I’m wondering if there’s a way to Bulk insert multiple entries as transactions in EHRbase (and openEHR in general) - both for compositions and EHRs in one HTTP request rather than multiple. Can contributions somehow be used here?

Using the EHRbase SDK to connect to the database directly and execute these as one transaction would also be a decent solution.

Our use case is similar to @anupama, and there’s also the concern about the ACID properties of a transaction along with performance. We are streaming change data events from live legacy systems and processing these in batches.

thomas.beale · 30 September 2022 19:43

Hi Sidharth,
in openEHR, you can certainly add changes (i.e. new versions) to multiple Compositions in one Contribution (indeed, logical deletes and completely new Compositions can appear in the one Contribution as well). We don’t consider this a ‘bulk’ or ‘batch’ operation - it’s just a normal change set, like in any version control system.

Doing Contributions across multiple EHRs would be a batch operation that is not currently defined by the REST API, but should be, since it’s a very normal thing to want.

Since this kind of ‘commit’ is usually a B2B kind of operation, it is more suited to batching up all the changes and sending that.
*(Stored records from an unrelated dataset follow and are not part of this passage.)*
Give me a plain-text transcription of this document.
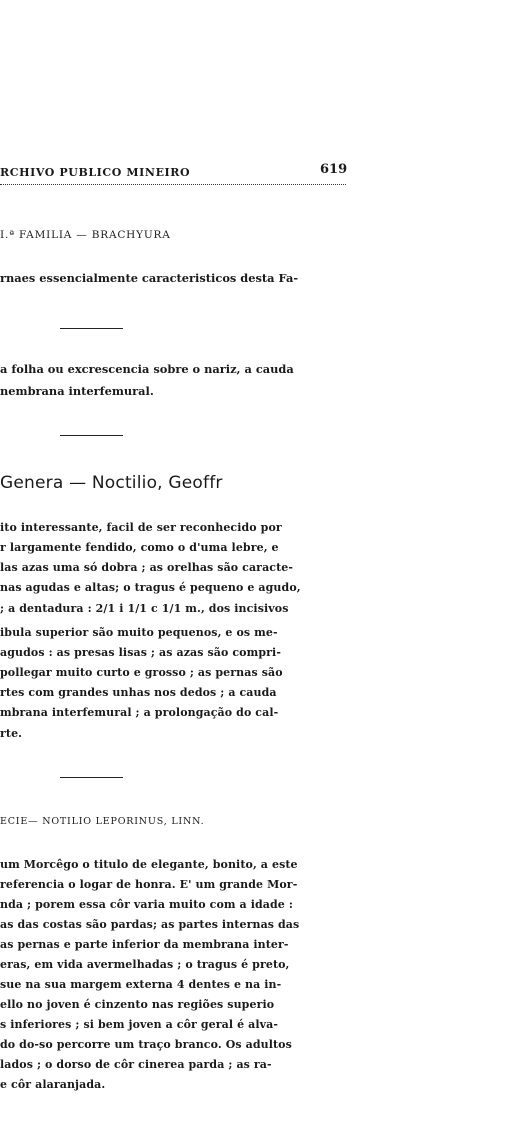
RCHIVO PUBLICO MINEIRO	619
I.ª FAMILIA — BRACHYURA
rnaes essencialmente caracteristicos desta Fa-
a folha ou excrescencia sobre o nariz, a cauda
nembrana interfemural.
Genera — Noctilio, Geoffr
ito interessante, facil de ser reconhecido por
r largamente fendido, como o d'uma lebre, e
las azas uma só dobra ; as orelhas são caracte-
nas agudas e altas; o tragus é pequeno e agudo,
; a dentadura : 2/1 i 1/1 c 1/1 m., dos incisivos
ibula superior são muito pequenos, e os me-
agudos : as presas lisas ; as azas são compri-
pollegar muito curto e grosso ; as pernas são
rtes com grandes unhas nos dedos ; a cauda
mbrana interfemural ; a prolongação do cal-
rte.
ECIE— NOTILIO LEPORINUS, LINN.
um Morcêgo o titulo de elegante, bonito, a este
referencia o logar de honra. E' um grande Mor-
nda ; porem essa côr varia muito com a idade :
as das costas são pardas; as partes internas das
as pernas e parte inferior da membrana inter-
eras, em vida avermelhadas ; o tragus é preto,
sue na sua margem externa 4 dentes e na in-
ello no joven é cinzento nas regiões superio
s inferiores ; si bem joven a côr geral é alva-
do do-so percorre um traço branco. Os adultos
lados ; o dorso de côr cinerea parda ; as ra-
e côr alaranjada.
The EHR Extract gets close to the kind of bundle concept you want, but we’d probably need some adjustments to make sure it can handle anything allowed in a Contribution.

We’d also need a service interface, but conceptually it’s simple, since the batching is done in the Extract; all that is needed in the API is (conceptually) something like merge_extract(x: EHR_EXTRACT, ...) with some extra parameters indicating how to handle failures.